Insurance Doesn’t Affect Mortality?

February 12th, 2010

A new study, with strong statistical controls, found no elevated risk of death for the uninsured:

The possibility that no one risks death by going without health insurance may be startling, but some research supports it. Richard Kronick of the University of California at San Diego’s Department of Family and Preventive Medicine, an adviser to the Clinton administration, recently published the results of what may be the largest and most comprehensive analysis yet done of the effect of insurance on mortality. He used a sample of more than 600,000, and controlled not only for the standard factors, but for how long the subjects went without insurance, whether their disease was particularly amenable to early intervention, and even whether they lived in a mobile home. In test after test, he found no significantly elevated risk of death among the uninsured.
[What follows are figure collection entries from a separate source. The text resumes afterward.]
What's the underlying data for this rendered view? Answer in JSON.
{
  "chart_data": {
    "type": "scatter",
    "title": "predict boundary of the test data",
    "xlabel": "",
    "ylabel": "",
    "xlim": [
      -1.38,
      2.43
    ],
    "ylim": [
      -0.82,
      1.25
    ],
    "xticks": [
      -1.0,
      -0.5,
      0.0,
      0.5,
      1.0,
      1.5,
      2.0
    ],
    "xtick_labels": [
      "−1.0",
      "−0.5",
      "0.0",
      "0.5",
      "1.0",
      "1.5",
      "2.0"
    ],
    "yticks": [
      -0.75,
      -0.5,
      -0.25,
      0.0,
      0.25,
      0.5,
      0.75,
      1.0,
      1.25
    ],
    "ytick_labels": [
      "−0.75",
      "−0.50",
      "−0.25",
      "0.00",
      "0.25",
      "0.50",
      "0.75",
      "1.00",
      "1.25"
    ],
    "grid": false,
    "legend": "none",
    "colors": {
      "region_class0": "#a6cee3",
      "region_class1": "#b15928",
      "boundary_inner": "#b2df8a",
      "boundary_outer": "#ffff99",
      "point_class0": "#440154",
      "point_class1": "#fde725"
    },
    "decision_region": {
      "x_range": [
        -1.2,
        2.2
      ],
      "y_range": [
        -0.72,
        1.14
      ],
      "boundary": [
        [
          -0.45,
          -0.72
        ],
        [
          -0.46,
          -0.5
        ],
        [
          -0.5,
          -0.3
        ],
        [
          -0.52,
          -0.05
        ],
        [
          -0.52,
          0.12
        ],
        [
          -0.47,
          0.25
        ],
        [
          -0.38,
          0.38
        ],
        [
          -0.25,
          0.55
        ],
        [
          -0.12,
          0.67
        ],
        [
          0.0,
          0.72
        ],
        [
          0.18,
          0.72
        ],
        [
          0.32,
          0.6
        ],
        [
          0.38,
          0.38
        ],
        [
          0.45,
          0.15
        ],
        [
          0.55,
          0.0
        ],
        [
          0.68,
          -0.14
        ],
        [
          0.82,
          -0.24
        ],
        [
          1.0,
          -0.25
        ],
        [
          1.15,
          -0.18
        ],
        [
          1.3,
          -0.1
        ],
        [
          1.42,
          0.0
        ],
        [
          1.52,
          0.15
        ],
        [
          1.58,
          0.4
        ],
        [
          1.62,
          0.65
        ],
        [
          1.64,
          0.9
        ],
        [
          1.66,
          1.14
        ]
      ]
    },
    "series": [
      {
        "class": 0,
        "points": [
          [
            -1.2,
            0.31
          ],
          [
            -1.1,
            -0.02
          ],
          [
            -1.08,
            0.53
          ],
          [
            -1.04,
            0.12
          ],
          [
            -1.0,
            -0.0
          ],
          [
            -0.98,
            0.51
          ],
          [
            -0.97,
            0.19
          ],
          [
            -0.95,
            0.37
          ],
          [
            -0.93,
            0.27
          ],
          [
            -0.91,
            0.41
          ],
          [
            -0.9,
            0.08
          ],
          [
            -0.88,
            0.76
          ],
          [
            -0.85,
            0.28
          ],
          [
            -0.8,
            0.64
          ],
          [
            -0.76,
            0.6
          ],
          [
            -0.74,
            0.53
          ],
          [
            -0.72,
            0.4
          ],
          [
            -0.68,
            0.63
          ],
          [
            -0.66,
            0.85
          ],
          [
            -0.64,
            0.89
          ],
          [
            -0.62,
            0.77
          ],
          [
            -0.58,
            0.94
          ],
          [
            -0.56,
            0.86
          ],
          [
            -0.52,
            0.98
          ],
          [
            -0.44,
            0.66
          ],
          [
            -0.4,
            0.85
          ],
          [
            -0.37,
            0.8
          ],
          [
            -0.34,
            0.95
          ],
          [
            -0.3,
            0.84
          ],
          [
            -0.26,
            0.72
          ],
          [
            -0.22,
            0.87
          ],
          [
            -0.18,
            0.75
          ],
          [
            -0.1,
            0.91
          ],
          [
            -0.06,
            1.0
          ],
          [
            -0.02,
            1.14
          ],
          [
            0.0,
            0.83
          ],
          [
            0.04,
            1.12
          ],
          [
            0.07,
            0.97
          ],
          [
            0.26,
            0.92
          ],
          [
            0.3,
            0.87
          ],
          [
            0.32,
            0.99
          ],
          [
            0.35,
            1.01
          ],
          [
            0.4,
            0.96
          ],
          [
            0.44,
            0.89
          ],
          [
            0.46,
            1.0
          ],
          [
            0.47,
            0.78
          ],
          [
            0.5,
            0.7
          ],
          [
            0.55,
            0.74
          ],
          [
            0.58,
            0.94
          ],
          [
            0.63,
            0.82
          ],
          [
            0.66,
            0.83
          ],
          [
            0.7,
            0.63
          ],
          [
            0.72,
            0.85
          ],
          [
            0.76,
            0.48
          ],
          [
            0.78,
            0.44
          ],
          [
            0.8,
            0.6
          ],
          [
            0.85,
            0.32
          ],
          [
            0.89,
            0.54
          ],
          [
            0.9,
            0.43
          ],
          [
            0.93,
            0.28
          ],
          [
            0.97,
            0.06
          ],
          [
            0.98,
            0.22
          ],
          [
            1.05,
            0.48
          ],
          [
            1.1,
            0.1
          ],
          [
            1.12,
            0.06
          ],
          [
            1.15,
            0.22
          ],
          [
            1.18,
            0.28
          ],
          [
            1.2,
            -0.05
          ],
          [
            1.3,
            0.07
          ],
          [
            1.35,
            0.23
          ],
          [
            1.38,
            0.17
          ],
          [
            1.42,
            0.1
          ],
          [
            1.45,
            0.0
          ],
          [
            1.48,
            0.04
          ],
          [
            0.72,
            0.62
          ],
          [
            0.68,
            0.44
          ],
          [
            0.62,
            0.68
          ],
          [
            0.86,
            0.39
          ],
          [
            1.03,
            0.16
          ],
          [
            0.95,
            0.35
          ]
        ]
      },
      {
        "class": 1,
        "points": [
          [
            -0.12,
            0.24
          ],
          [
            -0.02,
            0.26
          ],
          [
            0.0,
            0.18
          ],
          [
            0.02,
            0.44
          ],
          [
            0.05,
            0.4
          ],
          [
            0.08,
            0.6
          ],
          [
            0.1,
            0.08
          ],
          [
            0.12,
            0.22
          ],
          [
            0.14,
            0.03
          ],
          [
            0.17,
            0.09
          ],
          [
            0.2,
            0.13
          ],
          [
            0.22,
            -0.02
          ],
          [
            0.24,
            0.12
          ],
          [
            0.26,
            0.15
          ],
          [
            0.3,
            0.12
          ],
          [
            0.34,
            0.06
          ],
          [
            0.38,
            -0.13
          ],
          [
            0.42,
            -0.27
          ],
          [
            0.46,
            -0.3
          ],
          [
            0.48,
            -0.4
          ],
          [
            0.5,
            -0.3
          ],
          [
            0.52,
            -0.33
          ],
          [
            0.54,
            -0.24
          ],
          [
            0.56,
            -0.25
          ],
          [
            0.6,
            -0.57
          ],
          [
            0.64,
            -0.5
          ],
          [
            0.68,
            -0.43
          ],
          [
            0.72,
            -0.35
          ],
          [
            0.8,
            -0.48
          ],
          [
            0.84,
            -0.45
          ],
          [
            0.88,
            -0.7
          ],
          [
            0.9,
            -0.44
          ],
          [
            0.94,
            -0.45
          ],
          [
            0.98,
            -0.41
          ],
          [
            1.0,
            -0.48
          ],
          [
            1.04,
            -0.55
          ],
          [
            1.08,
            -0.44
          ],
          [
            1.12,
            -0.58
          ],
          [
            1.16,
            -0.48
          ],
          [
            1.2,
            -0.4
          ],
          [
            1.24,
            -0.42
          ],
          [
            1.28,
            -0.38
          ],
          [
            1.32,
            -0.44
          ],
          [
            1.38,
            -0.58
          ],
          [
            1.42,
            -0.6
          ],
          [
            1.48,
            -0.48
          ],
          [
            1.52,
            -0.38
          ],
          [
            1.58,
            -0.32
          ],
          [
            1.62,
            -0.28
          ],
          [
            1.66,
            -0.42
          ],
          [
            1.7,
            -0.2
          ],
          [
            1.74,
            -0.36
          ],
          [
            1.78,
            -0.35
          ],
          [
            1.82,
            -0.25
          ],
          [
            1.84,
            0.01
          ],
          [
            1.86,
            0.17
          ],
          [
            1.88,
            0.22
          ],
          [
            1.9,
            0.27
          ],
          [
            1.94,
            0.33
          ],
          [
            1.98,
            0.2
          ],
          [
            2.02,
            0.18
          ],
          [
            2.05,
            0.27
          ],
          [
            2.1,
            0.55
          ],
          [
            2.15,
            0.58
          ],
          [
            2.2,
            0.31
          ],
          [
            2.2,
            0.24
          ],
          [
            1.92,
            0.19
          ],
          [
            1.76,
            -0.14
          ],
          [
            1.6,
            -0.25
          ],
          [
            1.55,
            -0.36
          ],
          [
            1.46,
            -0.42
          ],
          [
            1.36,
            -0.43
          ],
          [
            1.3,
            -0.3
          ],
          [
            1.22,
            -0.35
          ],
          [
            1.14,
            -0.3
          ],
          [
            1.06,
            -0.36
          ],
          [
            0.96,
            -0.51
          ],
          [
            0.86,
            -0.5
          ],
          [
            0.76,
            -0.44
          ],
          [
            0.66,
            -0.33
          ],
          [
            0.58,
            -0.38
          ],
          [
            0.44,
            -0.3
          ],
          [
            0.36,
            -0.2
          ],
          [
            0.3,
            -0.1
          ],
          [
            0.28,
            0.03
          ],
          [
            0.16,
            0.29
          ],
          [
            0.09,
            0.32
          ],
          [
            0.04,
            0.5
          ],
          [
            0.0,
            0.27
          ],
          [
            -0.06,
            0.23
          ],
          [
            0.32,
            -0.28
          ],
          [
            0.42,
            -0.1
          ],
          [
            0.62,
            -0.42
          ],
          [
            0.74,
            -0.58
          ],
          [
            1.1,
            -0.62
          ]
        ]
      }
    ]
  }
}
It’s important, too, to keep in mind that a correlation between lack of insurance and a higher rate of mortality doesn’t indicate causation. Megan Mcardle explains:

The bigger problem is that the uninsured generally have more health risks than the rest of the population. They are poorer, more likely to smoke, less educated, more likely to be unemployed, more likely to be obese, and so forth. All these things are known to increase your risk of dying, independent of your insurance status.

This doesn’t mean, of course, that we don’t need health care reform. We absolutely do. But it does mean that claiming hundreds of thousands of people will die due to opposition to the Democrats’ health care bill is sensationalistic, an appeal to emotion rather than fact and logic, and not an attempt at meaningful and substantive discussion.